Im Dezember stuften die USA die Schweiz als Währungsmanipulator ein. Die Interventionen am Devisenmarkt würden unfaire Wettbewerbsvorteile für die Schweizer Wirtschaft kreieren, was die Schweizerische Nationalbank zurückweist.

Die Nachricht schlug Wellen, sollte aber nicht darüber hinwegtäuschen, dass das Verhältnis zwischen der Schweiz und den USA gut ist. "Es gibt nicht viele Konfliktpunkte zwischen den Ländern, die Währungsfrage ist ein Nebenschauplatz", ist de Weck überzeugt.

Potenzial für Reibung sieht er eher bei den Regulierungsfragen, die zwischen der EU und den USA zu Friktionen führen und die Schweiz dazu zwingen könnten, sich zu positionieren. Ansonsten ist damit zu rechnen, dass mit Biden das amerikanische Engagement in den multilateralen Organisationen wieder zunimmt. "Und das ist für ein kleines Land wie die Schweiz – das auf den Multilateralismus angewiesen ist – ein zentraler Punkt", sagt de Weck.

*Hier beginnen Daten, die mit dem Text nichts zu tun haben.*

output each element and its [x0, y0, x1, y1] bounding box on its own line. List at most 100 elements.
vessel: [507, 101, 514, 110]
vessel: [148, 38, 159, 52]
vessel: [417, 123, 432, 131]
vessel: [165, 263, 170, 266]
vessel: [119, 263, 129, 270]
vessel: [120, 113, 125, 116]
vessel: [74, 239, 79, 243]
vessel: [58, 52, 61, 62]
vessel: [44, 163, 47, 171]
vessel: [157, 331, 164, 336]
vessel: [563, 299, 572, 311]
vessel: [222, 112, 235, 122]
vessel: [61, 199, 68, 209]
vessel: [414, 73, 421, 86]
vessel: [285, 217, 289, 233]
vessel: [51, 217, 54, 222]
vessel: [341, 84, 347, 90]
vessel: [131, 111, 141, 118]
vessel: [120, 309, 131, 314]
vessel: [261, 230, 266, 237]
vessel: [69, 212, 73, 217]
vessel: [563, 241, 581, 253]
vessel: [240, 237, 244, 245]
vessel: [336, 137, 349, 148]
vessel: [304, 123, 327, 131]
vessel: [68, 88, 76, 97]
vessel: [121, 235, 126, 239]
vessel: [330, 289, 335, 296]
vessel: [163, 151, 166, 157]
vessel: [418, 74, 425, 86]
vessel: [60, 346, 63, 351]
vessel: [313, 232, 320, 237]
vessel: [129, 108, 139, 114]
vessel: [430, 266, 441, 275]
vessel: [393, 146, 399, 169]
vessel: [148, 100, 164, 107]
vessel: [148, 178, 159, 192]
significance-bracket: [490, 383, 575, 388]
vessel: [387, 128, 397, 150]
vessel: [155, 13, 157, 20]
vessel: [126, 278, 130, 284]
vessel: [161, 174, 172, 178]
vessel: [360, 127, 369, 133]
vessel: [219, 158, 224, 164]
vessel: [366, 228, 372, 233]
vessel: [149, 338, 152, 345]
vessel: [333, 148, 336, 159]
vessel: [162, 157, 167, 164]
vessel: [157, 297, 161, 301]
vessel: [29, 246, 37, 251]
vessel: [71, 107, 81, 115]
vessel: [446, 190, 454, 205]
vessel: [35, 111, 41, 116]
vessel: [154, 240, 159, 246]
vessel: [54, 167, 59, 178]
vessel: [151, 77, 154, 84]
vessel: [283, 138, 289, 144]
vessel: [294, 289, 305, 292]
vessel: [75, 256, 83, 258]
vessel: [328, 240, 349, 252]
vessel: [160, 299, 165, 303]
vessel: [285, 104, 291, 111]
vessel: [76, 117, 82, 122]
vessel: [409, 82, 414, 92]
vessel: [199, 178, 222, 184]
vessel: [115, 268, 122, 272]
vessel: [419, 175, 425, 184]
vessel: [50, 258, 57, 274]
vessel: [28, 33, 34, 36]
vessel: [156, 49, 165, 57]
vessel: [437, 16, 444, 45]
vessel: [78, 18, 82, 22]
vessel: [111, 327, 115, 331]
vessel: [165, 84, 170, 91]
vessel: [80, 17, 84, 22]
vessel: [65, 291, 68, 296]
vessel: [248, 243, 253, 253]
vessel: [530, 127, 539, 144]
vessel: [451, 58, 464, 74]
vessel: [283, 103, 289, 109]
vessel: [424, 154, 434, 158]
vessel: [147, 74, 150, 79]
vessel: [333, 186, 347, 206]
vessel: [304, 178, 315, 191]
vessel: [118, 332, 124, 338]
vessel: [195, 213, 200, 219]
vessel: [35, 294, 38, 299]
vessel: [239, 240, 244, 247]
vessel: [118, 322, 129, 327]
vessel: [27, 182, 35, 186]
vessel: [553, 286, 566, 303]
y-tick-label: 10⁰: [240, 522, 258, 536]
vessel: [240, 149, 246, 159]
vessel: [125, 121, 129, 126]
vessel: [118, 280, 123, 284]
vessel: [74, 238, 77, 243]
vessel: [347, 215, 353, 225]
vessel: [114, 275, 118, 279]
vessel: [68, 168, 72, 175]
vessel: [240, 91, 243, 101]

Bewegung wird in den Bündnissen auch über Umwege kommen. Der Brexit sei nicht nur eine wirtschaftliche Abkoppelung Grossbritanniens vom Kontinent, sondern auch eine geopolitische: London suche den Schulterschluss mit Washington, so de Weck. Da die Schweizer China-Politik auch in erster Linie auf wirtschaftliche Interessen und der Aufrechterhaltung einer regelbasierten multilateralen Ordnung basiere, würden die Überschneidungen mit der EU noch zunehmen.

Joseph de Weck

ist Historiker und Politologe in Paris. Er leitet die Europa-Abteilung eines Beratungs­unternehmens für geopolitische und makro­ökonomische Risiken.

De Weck ist zudem Kolumnist des "Internationale Politik Quarterly" der Deutschen Gesellschaft für Auswärtige Politik und Fellow des Foreign Policy Research Institute.